To do so, first ensure the person is positioned flat on their back and remove any clothing that may hinder CPR, if possible. With one hand, place the heel of your palm on the bottom half of the breastbone, while placing the heel of your opposite hand over your initial hand. Compress downward approximately 2 inches and maintain a rhythm of 100 to 120 compressions every 60 seconds. After every 30 compressions, tilt the individual's head back, lift the chin, and administer two breaths for a duration of 1 second each. Continue this cycle until emergency personnel are on the scene or the person becomes responsive. Note that if two people are able to administer CPR, they should switch out every 2 minutes.

When to change the 30-2 rule to the 15-2 rule

While these instructions remain predominantly the same for administering CPR to children, there are some differences.

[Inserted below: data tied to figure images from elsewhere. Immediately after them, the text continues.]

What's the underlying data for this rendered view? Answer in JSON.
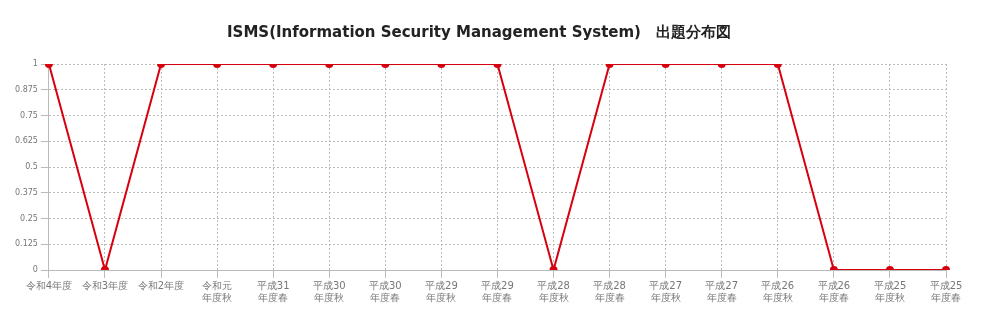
{
  "chart_data": {
    "type": "line",
    "title": "ISMS(Information Security Management System)　出題分布図",
    "categories": [
      "令和4年度",
      "令和3年度",
      "令和2年度",
      "令和元年度秋",
      "平成31年度春",
      "平成30年度秋",
      "平成30年度春",
      "平成29年度秋",
      "平成29年度春",
      "平成28年度秋",
      "平成28年度春",
      "平成27年度秋",
      "平成27年度春",
      "平成26年度秋",
      "平成26年度春",
      "平成25年度秋",
      "平成25年度春"
    ],
    "values": [
      1,
      0,
      1,
      1,
      1,
      1,
      1,
      1,
      1,
      0,
      1,
      1,
      1,
      1,
      0,
      0,
      0
    ],
    "color": "#d7000f",
    "marker": "circle",
    "line_style": "solid",
    "grid": true,
    "legend": false,
    "ylim": [
      0,
      1
    ],
    "yticks": [
      0,
      0.125,
      0.25,
      0.375,
      0.5,
      0.625,
      0.75,
      0.875,
      1
    ]
  }
}
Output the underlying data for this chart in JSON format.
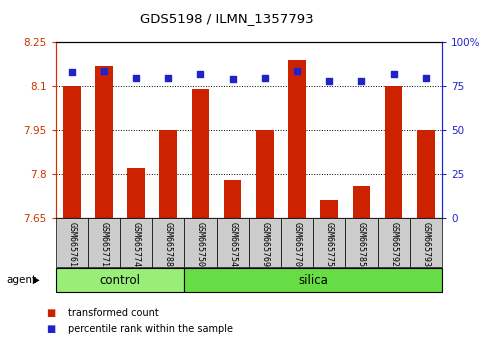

For example, a person may use either one or two hands to issue compressions (via UCDavisHealth). Alternatively, if the child has a pulse below 60 per minute, engage in rescue breathing by administering a 1-second breath every two to three seconds, totaling approximately 20 to 30 breaths every 60 seconds. The final difference to be aware of is that if two people are giving CPR to a child, the 30-2 rule changes to the 15-2 rule, which refers to 15 chest compressions followed by two breaths. The same is true if two people are administering CPR to an infant. Each person will want to use the thumb-encircling technique to administer compressions approximately 1.5 inches in depth. For single rescuers, the 30-2 rule still applies to both children and infants. The sole rescuer may use the two thumb-encircling technique, two fingers, or the heel of only one hand to administer infant compressions.

While CPR can be life-saving, there are situations in which it is not advised. For example, do not approach if the situation is potentially dangerous and a threat to your safety. According to ProCPR, once a person resumes breathing, regains consciousness, or emergency services have arrived, you can cease administering CPR or let another person take over if you feel yourself getting weak or tired.